French bishops send two synodality reports to Rome

by Tom Heneghan , in Paris


French bishops send two synodality reports to Rome

Archbishop Éric de Moulins-Beaufort of Reims, pictured here with Pope Francis.
CNS photo/Vatican Media

The French bishops conference, meeting in Lyon to finish the national phase of Pope Francis’s synodality plan, have sent the Vatican one document with the critical views they received and a second one with their interpretation of the comments.

This solution came after bishops dropped an initial plan to issue one text with the comments edited by the extraordinary plenary session.

The views from about 150,000 Catholics from parishes and groups around France included those criticising the Church as too clericalist, calling for more a greater role for women, suggestions to make celibacy optional and complaints about authoritarian priests. 

“This collection did not seem to all to represent well all that was heard from dioceses, movements, associations and orders that participated in the synodal process,” conference head Archbishop Éric de Moulins-Beaufort said. 

The first text led to local headlines saying the bishops had unexpectedly adopted a “big bang” for the Church.

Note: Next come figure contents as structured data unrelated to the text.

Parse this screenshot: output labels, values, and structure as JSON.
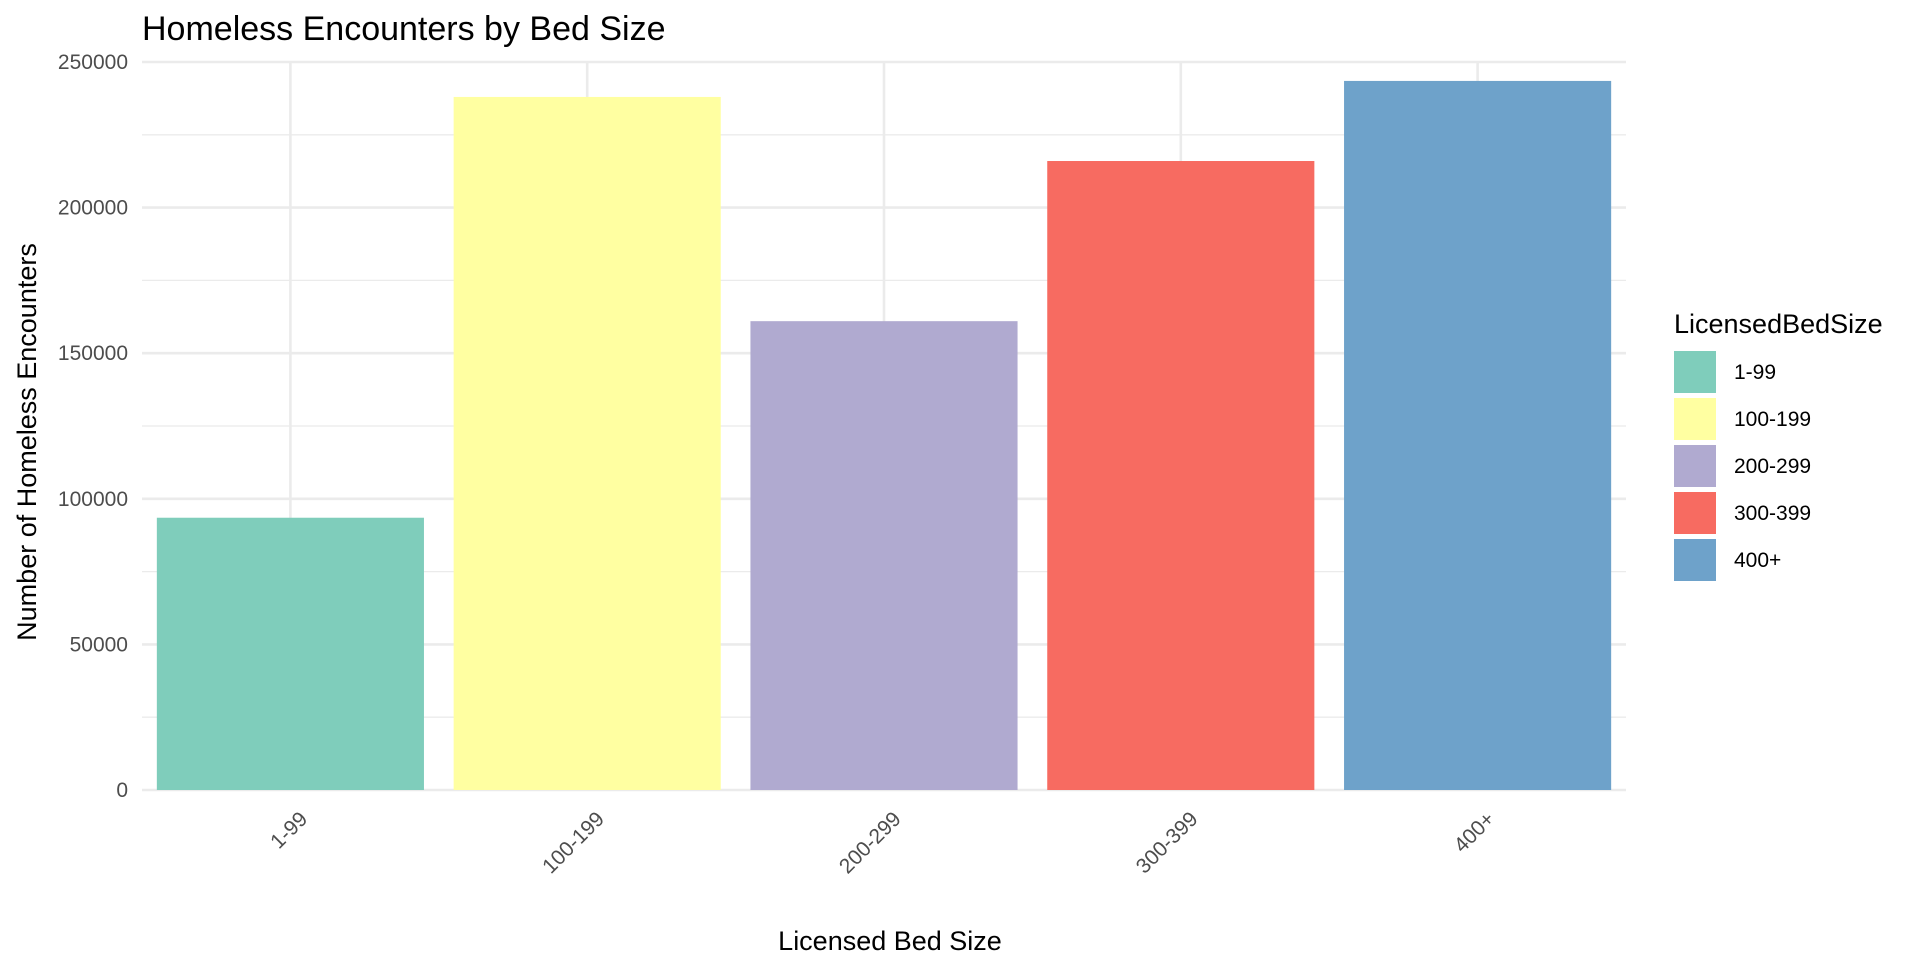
{
  "chart_data": {
    "type": "bar",
    "title": "Homeless Encounters by Bed Size",
    "xlabel": "Licensed Bed Size",
    "ylabel": "Number of Homeless Encounters",
    "categories": [
      "1-99",
      "100-199",
      "200-299",
      "300-399",
      "400+"
    ],
    "values": [
      93500,
      238000,
      161000,
      216000,
      243500
    ],
    "colors": [
      "#7fcdbb",
      "#ffffa1",
      "#b0aad0",
      "#f76b61",
      "#6ea2ca"
    ],
    "ylim": [
      0,
      250000
    ],
    "yticks": [
      "0",
      "50000",
      "100000",
      "150000",
      "200000",
      "250000"
    ],
    "ytick_values": [
      0,
      50000,
      100000,
      150000,
      200000,
      250000
    ],
    "grid": true,
    "legend": {
      "title": "LicensedBedSize",
      "position": "right",
      "entries": [
        "1-99",
        "100-199",
        "200-299",
        "300-399",
        "400+"
      ]
    }
  }
}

But Troyes Bishop Alexandre Joly stressed the first document was “the message received as such” within a wider process.

The Holy Spirit, Fr Joly said, “often creates disorder. He destabilises to then reestablish a complex harmony of His own.” 

In the second document, the bishops said they should “better express the human side of the Church,” “take up … the sufferings and expectations of women” and “listen to concerns expressed for priests and the conditions of their ministry.”

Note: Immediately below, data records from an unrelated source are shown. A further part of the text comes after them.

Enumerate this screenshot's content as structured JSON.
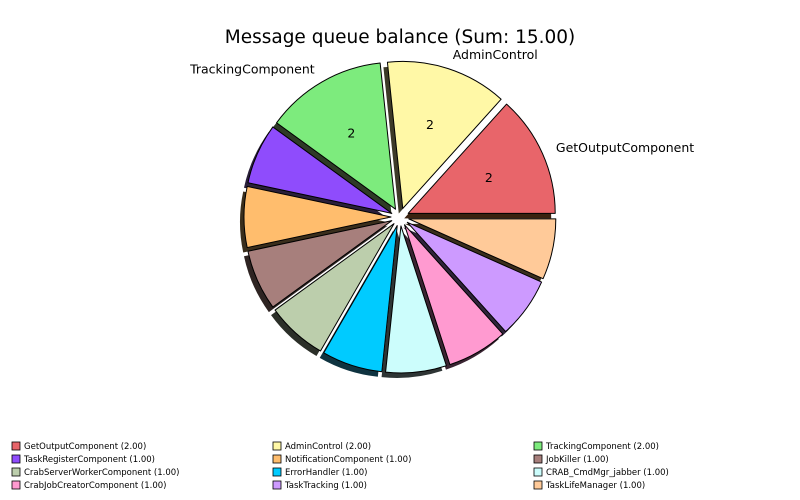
{
  "chart_data": {
    "type": "pie",
    "title": "Message queue balance (Sum: 15.00)",
    "slices": [
      {
        "label": "GetOutputComponent",
        "value": 2,
        "color": "#e8656a",
        "shadow": "#3a2210",
        "legend": "GetOutputComponent (2.00)",
        "outer_label": "GetOutputComponent",
        "inner_label": "2"
      },
      {
        "label": "AdminControl",
        "value": 2,
        "color": "#fff8a6",
        "shadow": "#3d3a28",
        "legend": "AdminControl (2.00)",
        "outer_label": "AdminControl",
        "inner_label": "2"
      },
      {
        "label": "TrackingComponent",
        "value": 2,
        "color": "#7deb7d",
        "shadow": "#2e3a26",
        "legend": "TrackingComponent (2.00)",
        "outer_label": "TrackingComponent",
        "inner_label": "2"
      },
      {
        "label": "TaskRegisterComponent",
        "value": 1,
        "color": "#8f4cfc",
        "shadow": "#2a1f3a",
        "legend": "TaskRegisterComponent (1.00)",
        "outer_label": "",
        "inner_label": ""
      },
      {
        "label": "NotificationComponent",
        "value": 1,
        "color": "#ffbd6d",
        "shadow": "#3a2e1c",
        "legend": "NotificationComponent (1.00)",
        "outer_label": "",
        "inner_label": ""
      },
      {
        "label": "JobKiller",
        "value": 1,
        "color": "#a77f7c",
        "shadow": "#2e2422",
        "legend": "JobKiller (1.00)",
        "outer_label": "",
        "inner_label": ""
      },
      {
        "label": "CrabServerWorkerComponent",
        "value": 1,
        "color": "#bcceac",
        "shadow": "#2b2f28",
        "legend": "CrabServerWorkerComponent (1.00)",
        "outer_label": "",
        "inner_label": ""
      },
      {
        "label": "ErrorHandler",
        "value": 1,
        "color": "#00cbff",
        "shadow": "#0f3340",
        "legend": "ErrorHandler (1.00)",
        "outer_label": "",
        "inner_label": ""
      },
      {
        "label": "CRAB_CmdMgr_jabber",
        "value": 1,
        "color": "#ccfdfc",
        "shadow": "#2e3535",
        "legend": "CRAB_CmdMgr_jabber (1.00)",
        "outer_label": "",
        "inner_label": ""
      },
      {
        "label": "CrabJobCreatorComponent",
        "value": 1,
        "color": "#ff9ad0",
        "shadow": "#3a2432",
        "legend": "CrabJobCreatorComponent (1.00)",
        "outer_label": "",
        "inner_label": ""
      },
      {
        "label": "TaskTracking",
        "value": 1,
        "color": "#cd9aff",
        "shadow": "#30243a",
        "legend": "TaskTracking (1.00)",
        "outer_label": "",
        "inner_label": ""
      },
      {
        "label": "TaskLifeManager",
        "value": 1,
        "color": "#ffca99",
        "shadow": "#3a2e1c",
        "legend": "TaskLifeManager (1.00)",
        "outer_label": "",
        "inner_label": ""
      }
    ],
    "start_angle": 0,
    "direction": "counterclockwise",
    "exploded": true,
    "shadow": true,
    "legend_position": "bottom",
    "legend_columns": 3
  }
}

They also had to “better identify why the liturgy remains a place of recurrent and contradictory tensions.”

Among issues not discussed, they added, were the Church’s missionary activity or major social issues such as the environment, global solidarity and “various anthropological models being proposed.”

Certain “Christian spiritual richnesses” such as the Eucharist, sacraments and priestly celibacy were also “ignored or devalued”.

It appears that few young people contributed to the discussion. “The generation of 20 to 45 years old was missing,” Bishop Joly told a news conference. “The words expressed were not from all tendencies, all generations, but they were the words of a large number.”